Si ricomincia tutto daccapo, dunque. E il nodo fondamentale da sciogliere per arrivare alla verità su quanto accadde in quella villetta di Perugia la notte del 31 ottobre è soprattutto uno: la prima confessione di Amanda. Quell’accusa brutale e diretta contro Patrick Lumumba che invece aveva un alibi di ferro e con l’omicidio non c’entrava nulla.

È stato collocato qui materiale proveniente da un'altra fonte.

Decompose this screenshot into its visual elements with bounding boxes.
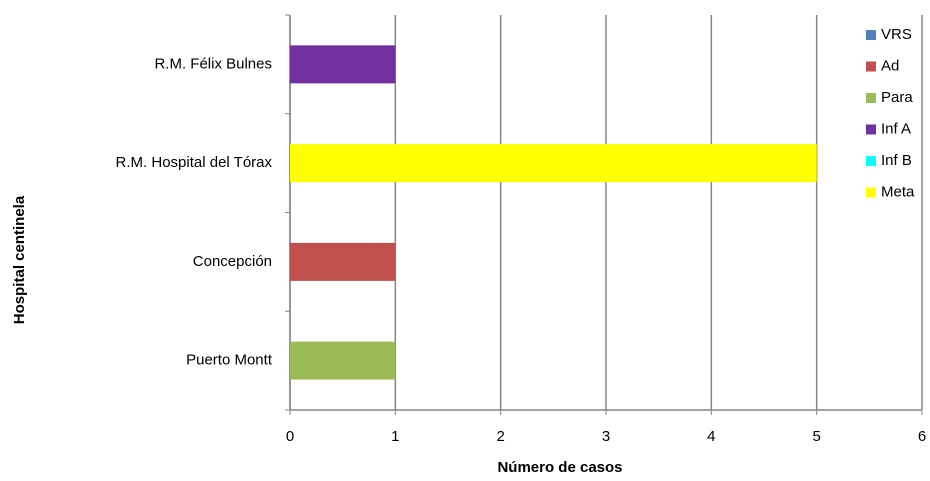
bar — [290, 144, 817, 183]
x-tick-label: 5 — [812, 428, 820, 445]
y-tick-label: R.M. Félix Bulnes — [154, 55, 272, 72]
bar — [290, 242, 396, 281]
legend-label: VRS — [881, 26, 912, 43]
bar — [290, 45, 396, 84]
bar — [290, 341, 396, 380]
y-tick-label: R.M. Hospital del Tórax — [116, 154, 273, 171]
legend-swatch — [866, 187, 876, 198]
legend-label: Ad — [881, 57, 899, 74]
y-axis-title: Hospital centinela — [11, 195, 28, 324]
legend-label: Inf B — [881, 152, 912, 169]
legend-swatch — [866, 124, 876, 135]
legend-swatch — [866, 156, 876, 166]
x-tick-label: 2 — [496, 428, 504, 445]
x-tick-label: 3 — [602, 428, 610, 445]
legend-swatch — [866, 93, 876, 103]
x-axis-title: Número de casos — [497, 459, 622, 476]
legend-label: Inf A — [881, 120, 911, 137]
y-tick-label: Puerto Montt — [186, 352, 273, 369]
legend-swatch — [866, 30, 876, 40]
x-tick-label: 4 — [707, 428, 715, 445]
y-tick-label: Concepción — [193, 253, 272, 270]
x-tick-label: 1 — [391, 428, 399, 445]
legend-label: Meta — [881, 183, 915, 200]
x-tick-label: 0 — [286, 428, 294, 445]
legend-swatch — [866, 61, 876, 72]
x-tick-label: 6 — [918, 428, 926, 445]
legend-label: Para — [881, 89, 913, 106]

«È lui l’assassino», aveva gridato la giovane americana, confermando queste parole in un memoriale che poi non è stato allegato al fascicolo del dibattimento perché ritenuto inammissibile, ma certamente aveva segnato la svolta dell’inchiesta. Un punto cruciale, come hanno riconosciuto gli stessi giudici di Cassazione che alla corte di assise d’appello di Firenze hanno chiesto di riesaminare la portata di quelle accuse infamanti.
Chi conosce i meccanismi della Cassazione assicura che i giudici hanno fatto presto a raggiungere un accordo e quindi il verdetto unanime. A dimostrarlo ci sarebbe la brevità della discussione e la complessità del dispositivo che analizza ogni capo di imputazione e poi passa la palla ai colleghi del capoluogo toscano. Perizie sui reperti e sulla personalità degli imputati, racconti, verifiche sugli alibi: tutto torna in discussione. Ma se davvero si vorrà scoprire chi ha ucciso Mez è da quelle pagine scritte a penna in inglese che si deve ripartire. Da quelle dichiarazioni rilasciate in una stanza della questura, quando la reale ricostruzione dell’omicidio era davvero lontana per investigatori e magistrati.
Fu Amanda la prima a dare indicazioni precise. Disse che la sera del 31 ottobre 2007 era arrivata a casa con Patrick e Meredith. Spiegò che il giovane voleva avere un rapporto sessuale con la sua amica, che i due si erano chiusi in camera e a un certo punto lei si tappò le orecchie per non sentire le grida «anche se avevo capito che cosa stava succedendo». Una dinamica pressoché uguale a quella raccontata da Rudy Guede che in quella casa ci stava davvero e ha ammesso di aver avuto un rapporto con Mez pur negando di essere l’assassino. Patrick e Rudy sono entrambi di colore. Possibile che Amanda abbia accusato uno per coprire l’altro? La ragazza è stata condannata per calunnia, ma i giudici che l’hanno assolta dall’omicidio hanno anche escluso l’aggravante che le era stata contestata «per aver mentito allo scopo di ottenere per sé e per gli altri concorrenti l’impunità dall’omicidio». E hanno aggiunto: «Era certa della completa estraneità di Lumumba all’omicidio, pur essendo ella stessa assolutamente estranea». Una ricostruzione illogica secondo i giudici della Cassazione che hanno ordinato di riesaminare la questione. E hanno accolto l’obiezione dell’accusa: «Se lei non c’era, come faceva a sapere che Lumumba non era nella villetta?».
Si parte da qui, ma si può arrivare lontano. Perché bisognerà riesaminare ogni indizio e analizzare gli elementi contrari, si dovranno rileggere o forse addirittura ripetere alcune perizie con un’attenzione particolare a quelle sul Dna. Si dovrà capire come mai i telefoni di Amanda e Raffaele siano stati muti la notte del delitto - mentre i due avevano l’abitudine di tenerli sempre accesi - e siano tornati raggiungibili all’alba. Appare difficile che i due imputati possano fornire dettagli utili, anche se le loro versioni sono cambiate più volte. E allora si torna a Rudy Guede, al giovane ivoriano che per il delitto è già stato condannato in via definitiva a 16 anni di carcere e si trova tuttora in cella.
Rudy era lì, conosce la verità. Finora ha fornito pure lui una ricostruzione confusa e a tratti inverosimile, in particolare quando ha detto di aver visto due persone scappare via dalla casa ma di non poterle riconoscere. Adesso ha di fronte un’altra occasione. Potrebbe decidere di non lasciarsela scappare.